Currently, a certificate of sex change can be obtained even without transformative surgery, if the person has lived for at least two years as a member of the desired sex and can provide a medical report diagnosing gender dysphoria — a condition in which gender identification does not correspond with biological sex.
A self-declaration procedure will be considered in a consultation to be launched in early July.
Opposing the move, Desir launched the #ManFriday campaign this year, with females posing as males accessing men-only places and events highlighting the implications of gender self-identification.
In May, in one of their most publicised stunts, they swam in the men’s pond before being removed by police.
“The men started very angry, they were shouting at us, but once they understood why we were there they were actually very supportive,” Desir said.
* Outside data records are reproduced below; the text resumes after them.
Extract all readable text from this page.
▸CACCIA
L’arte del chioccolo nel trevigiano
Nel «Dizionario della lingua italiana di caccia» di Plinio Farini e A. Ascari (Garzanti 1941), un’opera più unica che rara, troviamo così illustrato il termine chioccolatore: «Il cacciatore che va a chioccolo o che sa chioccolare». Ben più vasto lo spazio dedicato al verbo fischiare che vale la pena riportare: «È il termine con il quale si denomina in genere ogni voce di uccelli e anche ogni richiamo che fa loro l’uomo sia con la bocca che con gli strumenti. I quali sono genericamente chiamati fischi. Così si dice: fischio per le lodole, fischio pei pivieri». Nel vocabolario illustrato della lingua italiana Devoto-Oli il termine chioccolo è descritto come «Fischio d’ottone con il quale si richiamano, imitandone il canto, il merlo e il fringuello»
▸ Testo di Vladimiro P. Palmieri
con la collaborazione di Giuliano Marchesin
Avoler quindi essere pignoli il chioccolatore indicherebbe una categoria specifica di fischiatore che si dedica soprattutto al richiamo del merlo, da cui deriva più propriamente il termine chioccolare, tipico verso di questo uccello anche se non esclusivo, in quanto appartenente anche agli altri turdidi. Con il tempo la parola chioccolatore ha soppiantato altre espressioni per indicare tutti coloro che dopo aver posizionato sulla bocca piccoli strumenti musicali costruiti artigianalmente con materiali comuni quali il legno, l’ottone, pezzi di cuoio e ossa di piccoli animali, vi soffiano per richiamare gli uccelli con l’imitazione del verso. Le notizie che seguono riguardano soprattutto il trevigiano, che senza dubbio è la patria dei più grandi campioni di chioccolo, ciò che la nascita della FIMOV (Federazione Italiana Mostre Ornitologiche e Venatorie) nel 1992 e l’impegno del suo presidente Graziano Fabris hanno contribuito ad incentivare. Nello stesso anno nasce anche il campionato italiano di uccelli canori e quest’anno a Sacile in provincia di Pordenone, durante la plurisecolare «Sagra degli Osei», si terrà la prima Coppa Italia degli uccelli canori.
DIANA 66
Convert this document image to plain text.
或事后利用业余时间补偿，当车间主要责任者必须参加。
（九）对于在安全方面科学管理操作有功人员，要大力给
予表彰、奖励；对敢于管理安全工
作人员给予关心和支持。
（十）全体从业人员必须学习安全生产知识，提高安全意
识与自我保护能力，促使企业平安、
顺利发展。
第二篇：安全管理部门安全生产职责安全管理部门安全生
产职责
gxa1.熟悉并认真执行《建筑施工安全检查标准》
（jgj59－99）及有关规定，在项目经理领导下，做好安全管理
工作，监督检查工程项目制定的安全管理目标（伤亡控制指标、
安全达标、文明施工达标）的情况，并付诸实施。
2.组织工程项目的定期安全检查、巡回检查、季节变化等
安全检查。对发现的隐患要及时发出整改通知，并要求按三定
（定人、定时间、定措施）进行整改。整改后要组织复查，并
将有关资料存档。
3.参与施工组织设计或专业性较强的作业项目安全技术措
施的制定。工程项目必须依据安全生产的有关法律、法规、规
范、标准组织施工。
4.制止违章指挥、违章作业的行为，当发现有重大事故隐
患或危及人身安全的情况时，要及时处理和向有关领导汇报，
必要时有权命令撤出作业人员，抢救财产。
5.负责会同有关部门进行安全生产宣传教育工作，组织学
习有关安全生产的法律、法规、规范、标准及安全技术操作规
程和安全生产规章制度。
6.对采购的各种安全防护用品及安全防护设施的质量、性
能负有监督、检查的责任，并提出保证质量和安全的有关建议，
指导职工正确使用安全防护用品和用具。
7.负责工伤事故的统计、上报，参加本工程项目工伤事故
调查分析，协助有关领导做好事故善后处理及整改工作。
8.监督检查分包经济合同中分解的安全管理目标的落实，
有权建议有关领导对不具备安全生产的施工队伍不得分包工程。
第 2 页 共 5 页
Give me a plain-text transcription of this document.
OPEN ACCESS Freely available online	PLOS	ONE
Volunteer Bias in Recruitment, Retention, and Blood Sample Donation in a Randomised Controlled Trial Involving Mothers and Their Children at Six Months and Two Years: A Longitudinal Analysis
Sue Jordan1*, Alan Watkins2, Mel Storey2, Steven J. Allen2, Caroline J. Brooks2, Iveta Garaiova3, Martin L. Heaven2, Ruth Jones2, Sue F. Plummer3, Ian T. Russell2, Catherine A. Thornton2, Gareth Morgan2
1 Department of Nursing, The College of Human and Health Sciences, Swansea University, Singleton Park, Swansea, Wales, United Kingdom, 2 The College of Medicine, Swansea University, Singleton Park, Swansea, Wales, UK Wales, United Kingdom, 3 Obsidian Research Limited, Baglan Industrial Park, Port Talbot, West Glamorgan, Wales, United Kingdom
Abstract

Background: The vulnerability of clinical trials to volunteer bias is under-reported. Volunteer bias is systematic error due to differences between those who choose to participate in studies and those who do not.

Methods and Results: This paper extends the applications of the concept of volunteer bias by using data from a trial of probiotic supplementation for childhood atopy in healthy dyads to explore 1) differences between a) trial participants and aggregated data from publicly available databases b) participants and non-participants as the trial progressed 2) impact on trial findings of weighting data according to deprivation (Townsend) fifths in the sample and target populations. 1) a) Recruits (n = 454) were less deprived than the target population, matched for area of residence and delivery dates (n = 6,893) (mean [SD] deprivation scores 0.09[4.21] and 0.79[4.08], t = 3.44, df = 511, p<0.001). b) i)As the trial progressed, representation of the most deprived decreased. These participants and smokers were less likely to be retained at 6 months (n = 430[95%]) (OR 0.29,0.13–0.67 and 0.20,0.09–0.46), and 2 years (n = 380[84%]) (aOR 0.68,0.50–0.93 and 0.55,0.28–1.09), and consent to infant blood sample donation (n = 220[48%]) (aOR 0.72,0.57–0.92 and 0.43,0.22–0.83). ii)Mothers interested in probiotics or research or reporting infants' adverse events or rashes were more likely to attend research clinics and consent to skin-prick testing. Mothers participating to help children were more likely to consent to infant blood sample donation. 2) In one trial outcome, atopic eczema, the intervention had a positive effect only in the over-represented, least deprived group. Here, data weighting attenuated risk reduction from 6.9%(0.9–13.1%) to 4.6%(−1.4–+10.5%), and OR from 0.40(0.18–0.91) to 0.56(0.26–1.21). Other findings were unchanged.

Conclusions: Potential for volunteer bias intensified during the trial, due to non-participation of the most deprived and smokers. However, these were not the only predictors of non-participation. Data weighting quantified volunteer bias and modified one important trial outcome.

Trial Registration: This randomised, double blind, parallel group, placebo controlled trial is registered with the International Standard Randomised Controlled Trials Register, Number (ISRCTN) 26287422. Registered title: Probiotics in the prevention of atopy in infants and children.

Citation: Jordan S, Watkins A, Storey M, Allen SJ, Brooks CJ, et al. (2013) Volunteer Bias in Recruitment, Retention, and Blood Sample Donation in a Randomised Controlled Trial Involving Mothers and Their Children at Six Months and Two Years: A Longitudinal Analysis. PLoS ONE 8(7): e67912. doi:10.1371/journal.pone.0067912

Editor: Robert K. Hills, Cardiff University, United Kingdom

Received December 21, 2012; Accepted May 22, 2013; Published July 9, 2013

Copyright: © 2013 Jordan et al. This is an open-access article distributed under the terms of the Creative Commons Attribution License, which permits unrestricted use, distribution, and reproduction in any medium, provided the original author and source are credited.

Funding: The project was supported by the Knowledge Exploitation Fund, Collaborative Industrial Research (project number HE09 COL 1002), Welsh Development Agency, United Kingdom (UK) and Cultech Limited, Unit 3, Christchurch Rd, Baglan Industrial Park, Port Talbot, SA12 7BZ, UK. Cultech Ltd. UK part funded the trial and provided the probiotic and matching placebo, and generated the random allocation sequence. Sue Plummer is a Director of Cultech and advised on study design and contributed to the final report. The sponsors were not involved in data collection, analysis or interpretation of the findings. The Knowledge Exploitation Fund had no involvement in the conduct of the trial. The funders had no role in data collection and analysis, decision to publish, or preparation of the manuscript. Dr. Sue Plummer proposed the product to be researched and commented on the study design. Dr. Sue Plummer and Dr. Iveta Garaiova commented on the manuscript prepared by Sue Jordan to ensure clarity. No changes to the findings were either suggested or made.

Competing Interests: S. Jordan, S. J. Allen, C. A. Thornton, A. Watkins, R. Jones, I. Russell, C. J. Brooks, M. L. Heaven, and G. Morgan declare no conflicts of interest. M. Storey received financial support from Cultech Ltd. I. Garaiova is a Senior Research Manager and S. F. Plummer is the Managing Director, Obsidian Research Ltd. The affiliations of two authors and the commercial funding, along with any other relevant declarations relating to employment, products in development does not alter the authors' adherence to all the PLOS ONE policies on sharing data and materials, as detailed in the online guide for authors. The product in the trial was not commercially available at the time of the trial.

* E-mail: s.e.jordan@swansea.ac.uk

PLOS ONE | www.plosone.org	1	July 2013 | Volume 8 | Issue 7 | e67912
City of London officials refused to confirm who was allowed in the male-only pond, saying only that “all lifeguards and managers at Hampstead Heath ponds have taken transgender awareness training courses”.
Under pressure from an online petition signed by more than 12,000 people, the government already appears to be relenting.
Responding to the petition, the government said it “has not yet decided whether or not to introduce a self-declaration model, and will not change the Equality Act 2010 provisions which support organisations to run single-sex services” such as toilets, changing rooms or shelters, it said.